Nos últimos dois anos, três casais ilustres foram companheiros frequentes de viagem pelo mundo. Tornaram-se amigos, as mulheres passaram a trocar fofocas e inconfidências....

Nos últimos dois anos, três casais ilustres foram companheiros frequentes de viagem pelo mundo. Tornaram-se amigos, as mulheres passaram a trocar fofocas e inconfidências. A relação que se criou entre os homens desse sexteto é que está pautando o comportamento tímido da cúpula do DEM, cuja executiva se reúne às 16 horas para decidir o que fazer. Os companheiros de viagem — e de política — são José Roberto Arruda, ACM Neto, Rodrigo Maia e suas respectivas esposas.
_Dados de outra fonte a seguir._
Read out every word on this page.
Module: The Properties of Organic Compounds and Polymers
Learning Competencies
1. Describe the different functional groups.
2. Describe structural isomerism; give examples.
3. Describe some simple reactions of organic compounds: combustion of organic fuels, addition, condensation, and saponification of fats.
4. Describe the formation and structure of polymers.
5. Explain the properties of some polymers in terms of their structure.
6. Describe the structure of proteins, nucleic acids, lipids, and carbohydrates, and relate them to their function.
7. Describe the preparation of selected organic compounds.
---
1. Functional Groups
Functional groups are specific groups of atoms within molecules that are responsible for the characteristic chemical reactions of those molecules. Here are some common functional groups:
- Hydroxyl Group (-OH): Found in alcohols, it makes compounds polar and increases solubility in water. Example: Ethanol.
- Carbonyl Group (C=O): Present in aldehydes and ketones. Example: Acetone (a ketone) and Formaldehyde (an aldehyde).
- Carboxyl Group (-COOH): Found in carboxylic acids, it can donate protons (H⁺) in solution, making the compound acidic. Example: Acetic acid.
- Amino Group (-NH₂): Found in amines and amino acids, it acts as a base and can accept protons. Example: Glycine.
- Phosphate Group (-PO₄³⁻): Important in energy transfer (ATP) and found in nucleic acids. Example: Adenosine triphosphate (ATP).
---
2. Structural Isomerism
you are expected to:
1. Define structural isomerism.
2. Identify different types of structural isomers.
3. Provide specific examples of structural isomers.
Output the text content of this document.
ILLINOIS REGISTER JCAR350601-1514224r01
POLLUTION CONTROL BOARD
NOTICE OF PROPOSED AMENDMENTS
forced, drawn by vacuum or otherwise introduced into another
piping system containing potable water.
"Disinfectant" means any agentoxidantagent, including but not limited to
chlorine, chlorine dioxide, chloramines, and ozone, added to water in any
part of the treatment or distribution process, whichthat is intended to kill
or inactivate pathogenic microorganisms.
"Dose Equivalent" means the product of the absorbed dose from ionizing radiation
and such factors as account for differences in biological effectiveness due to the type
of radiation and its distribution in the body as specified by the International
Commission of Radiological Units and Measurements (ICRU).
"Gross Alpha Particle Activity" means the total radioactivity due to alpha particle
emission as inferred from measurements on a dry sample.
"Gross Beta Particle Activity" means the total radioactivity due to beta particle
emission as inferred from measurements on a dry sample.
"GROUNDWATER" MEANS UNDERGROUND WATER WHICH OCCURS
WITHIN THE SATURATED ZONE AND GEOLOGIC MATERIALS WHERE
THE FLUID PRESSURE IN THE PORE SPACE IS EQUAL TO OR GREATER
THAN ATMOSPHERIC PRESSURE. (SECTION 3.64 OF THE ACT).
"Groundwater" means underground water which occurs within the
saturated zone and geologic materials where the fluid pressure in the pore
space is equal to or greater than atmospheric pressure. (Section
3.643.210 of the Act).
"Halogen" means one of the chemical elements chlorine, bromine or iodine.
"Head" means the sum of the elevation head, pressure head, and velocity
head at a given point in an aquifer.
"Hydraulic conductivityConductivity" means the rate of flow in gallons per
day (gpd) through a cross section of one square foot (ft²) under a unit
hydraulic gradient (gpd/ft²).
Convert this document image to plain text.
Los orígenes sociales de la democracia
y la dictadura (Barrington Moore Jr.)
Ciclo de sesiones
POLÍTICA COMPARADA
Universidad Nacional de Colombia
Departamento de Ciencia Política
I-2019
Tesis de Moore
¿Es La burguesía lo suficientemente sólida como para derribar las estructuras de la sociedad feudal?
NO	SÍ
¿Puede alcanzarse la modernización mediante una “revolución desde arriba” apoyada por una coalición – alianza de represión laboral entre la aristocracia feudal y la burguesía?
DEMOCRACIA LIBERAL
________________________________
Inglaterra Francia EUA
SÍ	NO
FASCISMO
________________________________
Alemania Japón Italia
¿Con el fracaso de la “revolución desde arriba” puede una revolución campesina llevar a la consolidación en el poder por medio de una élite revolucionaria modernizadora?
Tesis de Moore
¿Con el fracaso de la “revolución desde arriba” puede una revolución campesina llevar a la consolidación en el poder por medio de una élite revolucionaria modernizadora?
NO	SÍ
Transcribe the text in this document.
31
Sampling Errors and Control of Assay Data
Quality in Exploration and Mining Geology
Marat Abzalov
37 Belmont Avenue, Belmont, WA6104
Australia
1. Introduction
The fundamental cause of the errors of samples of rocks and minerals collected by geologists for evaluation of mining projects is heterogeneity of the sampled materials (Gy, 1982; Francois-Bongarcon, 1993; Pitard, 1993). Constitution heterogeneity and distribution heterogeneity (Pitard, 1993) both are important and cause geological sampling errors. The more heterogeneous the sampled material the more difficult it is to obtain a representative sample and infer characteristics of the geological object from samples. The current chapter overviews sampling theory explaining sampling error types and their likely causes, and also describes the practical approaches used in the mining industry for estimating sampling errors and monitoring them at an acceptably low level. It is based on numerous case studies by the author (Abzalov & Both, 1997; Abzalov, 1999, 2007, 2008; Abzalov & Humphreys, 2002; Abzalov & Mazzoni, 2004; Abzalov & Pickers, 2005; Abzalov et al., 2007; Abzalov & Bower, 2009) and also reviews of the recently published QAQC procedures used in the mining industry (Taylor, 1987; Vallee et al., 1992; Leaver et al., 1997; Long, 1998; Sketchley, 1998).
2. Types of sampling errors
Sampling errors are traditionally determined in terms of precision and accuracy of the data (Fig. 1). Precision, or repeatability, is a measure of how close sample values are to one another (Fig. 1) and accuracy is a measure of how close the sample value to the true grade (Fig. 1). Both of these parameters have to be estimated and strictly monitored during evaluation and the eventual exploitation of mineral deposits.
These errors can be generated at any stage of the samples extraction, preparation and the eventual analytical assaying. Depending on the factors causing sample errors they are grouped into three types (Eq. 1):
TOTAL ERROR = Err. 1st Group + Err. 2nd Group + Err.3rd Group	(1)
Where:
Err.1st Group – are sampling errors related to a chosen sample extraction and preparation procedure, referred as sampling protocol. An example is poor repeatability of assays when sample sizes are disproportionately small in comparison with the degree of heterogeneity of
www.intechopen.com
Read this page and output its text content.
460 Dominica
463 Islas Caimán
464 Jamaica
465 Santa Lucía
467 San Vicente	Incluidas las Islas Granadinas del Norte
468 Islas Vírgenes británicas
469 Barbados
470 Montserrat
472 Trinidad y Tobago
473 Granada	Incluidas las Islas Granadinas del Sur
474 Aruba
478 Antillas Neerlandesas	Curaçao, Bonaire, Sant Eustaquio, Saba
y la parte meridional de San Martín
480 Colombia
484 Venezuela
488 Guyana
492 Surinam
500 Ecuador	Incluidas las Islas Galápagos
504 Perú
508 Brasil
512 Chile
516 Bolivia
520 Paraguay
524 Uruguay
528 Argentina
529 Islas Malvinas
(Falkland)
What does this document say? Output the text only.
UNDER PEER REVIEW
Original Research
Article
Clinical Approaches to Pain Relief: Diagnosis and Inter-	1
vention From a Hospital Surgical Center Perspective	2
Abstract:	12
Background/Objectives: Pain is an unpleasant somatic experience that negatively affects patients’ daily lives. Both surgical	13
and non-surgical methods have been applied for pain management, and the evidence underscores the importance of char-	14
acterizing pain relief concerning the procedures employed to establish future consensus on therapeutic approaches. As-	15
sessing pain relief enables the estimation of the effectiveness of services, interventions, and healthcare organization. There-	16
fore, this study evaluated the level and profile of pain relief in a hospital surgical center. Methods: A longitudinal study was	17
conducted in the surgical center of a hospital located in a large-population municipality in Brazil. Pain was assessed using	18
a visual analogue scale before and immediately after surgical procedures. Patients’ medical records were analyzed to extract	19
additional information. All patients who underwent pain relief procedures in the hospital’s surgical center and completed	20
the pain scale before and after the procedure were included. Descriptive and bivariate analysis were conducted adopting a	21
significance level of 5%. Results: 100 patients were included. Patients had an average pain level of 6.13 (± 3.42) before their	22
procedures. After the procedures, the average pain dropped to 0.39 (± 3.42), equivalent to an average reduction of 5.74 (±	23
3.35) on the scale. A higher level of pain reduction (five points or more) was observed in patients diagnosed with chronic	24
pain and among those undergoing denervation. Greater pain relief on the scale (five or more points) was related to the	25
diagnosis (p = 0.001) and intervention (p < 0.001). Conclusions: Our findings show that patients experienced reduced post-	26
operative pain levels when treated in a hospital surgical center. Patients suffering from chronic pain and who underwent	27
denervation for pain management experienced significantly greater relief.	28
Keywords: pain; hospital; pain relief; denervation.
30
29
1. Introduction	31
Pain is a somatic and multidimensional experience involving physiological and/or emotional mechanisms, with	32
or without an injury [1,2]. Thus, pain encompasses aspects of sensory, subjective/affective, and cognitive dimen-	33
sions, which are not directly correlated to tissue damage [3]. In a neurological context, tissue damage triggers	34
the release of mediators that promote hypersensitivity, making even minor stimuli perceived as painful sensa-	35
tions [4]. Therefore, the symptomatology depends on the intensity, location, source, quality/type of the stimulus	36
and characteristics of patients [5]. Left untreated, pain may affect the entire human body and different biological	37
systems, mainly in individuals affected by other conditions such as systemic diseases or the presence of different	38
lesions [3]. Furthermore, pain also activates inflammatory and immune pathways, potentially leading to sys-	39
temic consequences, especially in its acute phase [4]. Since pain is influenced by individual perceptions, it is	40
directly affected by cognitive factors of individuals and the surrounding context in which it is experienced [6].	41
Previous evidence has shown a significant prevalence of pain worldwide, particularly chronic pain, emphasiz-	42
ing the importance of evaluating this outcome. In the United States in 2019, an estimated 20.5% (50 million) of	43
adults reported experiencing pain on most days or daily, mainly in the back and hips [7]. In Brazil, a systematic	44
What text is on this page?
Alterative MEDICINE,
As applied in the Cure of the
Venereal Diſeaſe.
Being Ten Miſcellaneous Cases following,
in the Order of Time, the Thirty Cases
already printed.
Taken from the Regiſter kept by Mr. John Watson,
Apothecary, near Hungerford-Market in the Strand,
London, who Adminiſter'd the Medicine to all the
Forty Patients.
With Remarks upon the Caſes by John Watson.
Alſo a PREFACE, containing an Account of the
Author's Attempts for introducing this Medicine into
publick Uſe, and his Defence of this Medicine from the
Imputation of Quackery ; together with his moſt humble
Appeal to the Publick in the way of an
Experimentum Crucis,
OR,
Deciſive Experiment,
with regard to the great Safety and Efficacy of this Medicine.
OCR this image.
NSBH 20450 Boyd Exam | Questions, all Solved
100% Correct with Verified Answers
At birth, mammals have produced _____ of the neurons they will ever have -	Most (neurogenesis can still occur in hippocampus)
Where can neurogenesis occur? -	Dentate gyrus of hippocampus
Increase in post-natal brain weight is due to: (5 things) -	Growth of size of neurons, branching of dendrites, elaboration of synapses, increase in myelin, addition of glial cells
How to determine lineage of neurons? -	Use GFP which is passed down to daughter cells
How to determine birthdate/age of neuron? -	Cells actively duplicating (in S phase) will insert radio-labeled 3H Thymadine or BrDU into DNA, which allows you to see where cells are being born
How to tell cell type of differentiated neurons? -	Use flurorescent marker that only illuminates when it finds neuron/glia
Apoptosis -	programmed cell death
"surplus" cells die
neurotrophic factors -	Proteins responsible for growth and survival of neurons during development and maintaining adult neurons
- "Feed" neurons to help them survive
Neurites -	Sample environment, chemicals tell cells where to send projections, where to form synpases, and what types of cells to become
Será a primeira reunião realmente importante conduzida por Rodrigo Maia. No mais, todas as outras decisões, de acordo com uma fonte do partido, foram para “fritar bolinho”. Desta vez, não. Mais do que o futuro de Arruda, irremediavelmente comprometido, está em jogo o futuro da legenda.

No último sábado, Maia participava em Natal de um encontro das mulheres democratas. Não escondia de ninguém sua aflição em relação aos desdobramentos da crise no DF. “O Arruda é meu amigo. Eu vou visitá-lo”, avisou, antes de tomar o caminho de Brasília.

Ontem, na saída do encontro formal de duas horas que os caciques do DEM tiveram com Arruda, Rodrigo Maia estava transtornado. Não conseguiu fazer uma afirmação categórica sequer. Fugiu dos jornalistas o quanto pode. Rejeitou todos os pedidos de entrevistas e conversas informais que recebeu nas últimas 24 horas. Abriu uma única exceção. Decidiu conceder o almoço a um repórter da Folha.

O trio “arrudista”, reforçado pelo senador Adelmir Santana, do DF, está causando constrangimento a outros parlamentares com seu comportamento dúbio. José Agripino Maia, Ronaldo Caiado, Aleluia, Demóstenes Torres. E não é por acaso.

Quando pediram a Arruda que deixasse a legenda, receberam como resposta algo que os amigos não costumam fazer uns aos outros: uma ameaça intimidatória. “Chantagem”, na palavra de um dos parlamentares indignados. O que o ainda governador do Distrito Federal fez foi ameaçar contar que o dinheiro do Mensalão Candango irrigou outras campanhas políticas pelo país. Estaria se referindo à de Gilberto Kassab, por suposição.

Não se assuste se a decisão da executiva do partido for a de conceder a Arruda mais oito dias de prazo para apresentar explicações satisfatórias. Formalmente, é a única saída protelatória possível. A alternativa é a expulsão sumária.

Dela adviriam duas consequências: o partido sepultaria todas as chances de eleger um candidato seu no DF e ainda estaria exposto ao risco de se complicar nacionalmente — caso Arruda cumpra a promessa de jogar titica no ventilador.

Parafraseando os leitores do Blog do Noblat, é Arruda quem aparece recebendo a bolada. Mas é o DEM que está comendo o panetone que o diabo amassou.